Заседания районного народного суда проходили в национализированном частном доме; комнатой для заседаний служил бывший танцевальный зал. В состав суда входили три человека: матрос, солдат и рабочий. Заседание открылось слушанием дела моего отца. Кухаркин сын выдвинул обвинения. Его никто не поддерживал, даже собственная мать была против сына. Вторым выступал свидетель с нашей стороны, управляющий отцовским домом, в котором находился этот пресловутый подвал. Управляющий обладал хитрым крестьянским умом, а черная окладистая борода придавала ему респектабельность. Кроме того, как вскоре выяснилось, он был прекрасным актером. Войдя в зал, где проходило заседание суда, он остановился у двери и повернулся к углу, в котором обычно висела икона. Хотя никакой иконы не было и в помине, он медленно перекрестился и с наивным видом, свойственным только детям и старикам, медленно прошел через зал к судейскому столу. С достоинством поклонившись каждому судье в отдельности, он скрестил на груди руки и застыл подобно монолиту. Председатель суда коротко повторил предъявленные обвинения, а затем спросил:

– То, что рассказал этот товарищ, правда?

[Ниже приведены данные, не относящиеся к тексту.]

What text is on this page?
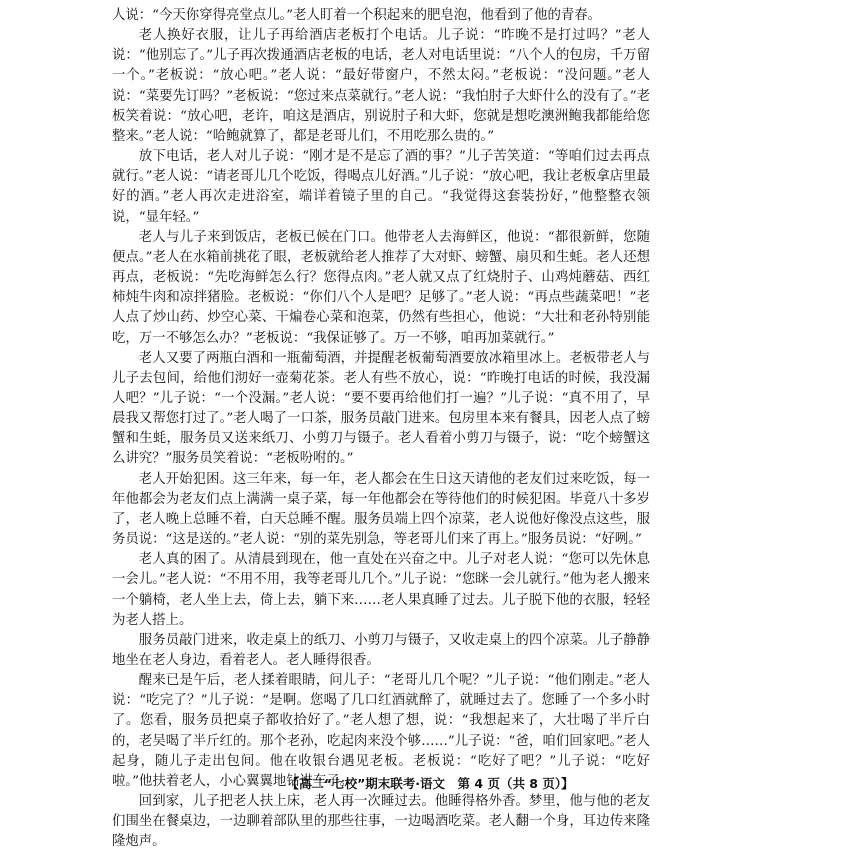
人说：“今天你穿得亮堂点儿。”老人盯着一个积起来的肥皂泡，他看到了他的青春。

老人换好衣服，让儿子再给酒店老板打个电话。儿子说：“昨晚不是打过吗？”老人说：“他别忘了。”儿子再次拨通酒店老板的电话，老人对电话里说：“八个人的包房，千万留一个。”老板说：“放心吧。”老人说：“最好带窗户，不然太闷。”老板说：“没问题。”老人说：“菜要先订吗？”老板说：“您过来点菜就行。”老人说：“我怕肘子大虾什么的没有了。”老板笑着说：“放心吧，老许，咱这是酒店，别说肘子和大虾，您就是想吃澳洲鲍我都能给您整来。”老人说：“哈鲍就算了，都是老哥儿们，不用吃那么贵的。”

放下电话，老人对儿子说：“刚才是不是忘了酒的事？”儿子苦笑道：“等咱们过去再点就行。”老人说：“请老哥儿几个吃饭，得喝点儿好酒。”儿子说：“放心吧，我让老板拿店里最好的酒。”老人再次走进浴室，端详着镜子里的自己。“我觉得这套装扮好，”他整整衣领说，“显年轻。”

老人与儿子来到饭店，老板已候在门口。他带老人去海鲜区，他说：“都很新鲜，您随便点。”老人在水箱前挑花了眼，老板就给老人推荐了大对虾、螃蟹、扇贝和生蚝。老人还想再点，老板说：“先吃海鲜怎么行？您得点肉。”老人就又点了红烧肘子、山鸡炖蘑菇、西红柿炖牛肉和凉拌猪脸。老板说：“你们八个人是吧？足够了。”老人说：“再点些蔬菜吧！”老人点了炒山药、炒空心菜、干煸卷心菜和泡菜，仍然有些担心，他说：“大壮和老孙特别能吃，万一不够怎么办？”老板说：“我保证够了。万一不够，咱再加菜就行。”

老人又要了两瓶白酒和一瓶葡萄酒，并提醒老板葡萄酒要放冰箱里冰上。老板带老人与儿子去包间，给他们沏好一壶菊花茶。老人有些不放心，说：“昨晚打电话的时候，我没漏人吧？”儿子说：“一个没漏。”老人说：“要不要再给他们打一遍？”儿子说：“真不用了，早晨我又帮您打过了。”老人喝了一口茶，服务员敲门进来。包房里本来有餐具，因老人点了螃蟹和生蚝，服务员又送来纸刀、小剪刀与镊子。老人看着小剪刀与镊子，说：“吃个螃蟹这么讲究？”服务员笑着说：“老板吩咐的。”

老人开始犯困。这三年来，每一年，老人都会在生日这天请他的老友们过来吃饭，每一年他都会为老友们点上满满一桌子菜，每一年他都会在等待他们的时候犯困。毕竟八十多岁了，老人晚上总睡不着，白天总睡不醒。服务员端上四个凉菜，老人说他好像没点这些，服务员说：“这是送的。”老人说：“别的菜先别急，等老哥儿们来了再上。”服务员说：“好咧。”

老人真的困了。从清晨到现在，他一直处在兴奋之中。儿子对老人说：“您可以先休息一会儿。”老人说：“不用不用，我等老哥儿几个。”儿子说：“您眯一会儿就行。”他为老人搬来一个躺椅，老人坐上去，倚上去，躺下来……老人果真睡了过去。儿子脱下他的衣服，轻轻为老人搭上。

服务员敲门进来，收走桌上的纸刀、小剪刀与镊子，又收走桌上的四个凉菜。儿子静静地坐在老人身边，看着老人。老人睡得很香。

醒来已是午后，老人揉着眼睛，问儿子：“老哥儿几个呢？”儿子说：“他们刚走。”老人说：“吃完了？”儿子说：“是啊。您喝了几口红酒就醉了，就睡过去了。您睡了一个多小时了。您看，服务员把桌子都收拾好了。”老人想了想，说：“我想起来了，大壮喝了半斤白的，老吴喝了半斤红的。那个老孙，吃起肉来没个够……”儿子说：“爸，咱们回家吧。”老人起身，随儿子走出包间。他在收银台遇见老板。老板说：“吃好了吧？”儿子说：“吃好啦。”他扶着老人，小心翼翼地钻进车子。

回到家，儿子把老人扶上床，老人再一次睡过去。他睡得格外香。梦里，他与他的老友们围坐在餐桌边，一边聊着部队里的那些往事，一边喝酒吃菜。老人翻一个身，耳边传来隆隆炮声。

【高二“七校”期末联考·语文　第 4 页（共 8 页）】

Управляющий пристально посмотрел на солдата, затем повернулся к судьям и сказал:

– Прости его Господи!

Дело было выиграно в один момент, настолько впечатляющей была эта картина. Все, что было сказано после, уже не имело значения. Судьям стало ясно, что солдат врет, и мой случай даже не стали рассматривать, чтобы не тратить время впустую.

Весной начался террор, в первую очередь направленный против бывших офицеров царской армии. Хотя я не входил ни в одну из тайных организаций, я подпадал под подозрение уже за то, что был офицером царской армии. В те дни арестованных только по подозрению расстреливали с не меньшим успехом, чем членов тайных организаций. Были убиты тысячи офицеров. Когда за мной пришли первый раз, я, словно почувствовав неладное, за несколько дней до этого ушел из дома. Какое-то время я ночевал у друзей, ежедневно меняя квартиру. Меня это очень мучило, поскольку я невольно превращал друзей в своих сообщников. Удивительно, сколько людей готовы были оказать мне помощь, понимая, какому риску подвергают себя и своих близких.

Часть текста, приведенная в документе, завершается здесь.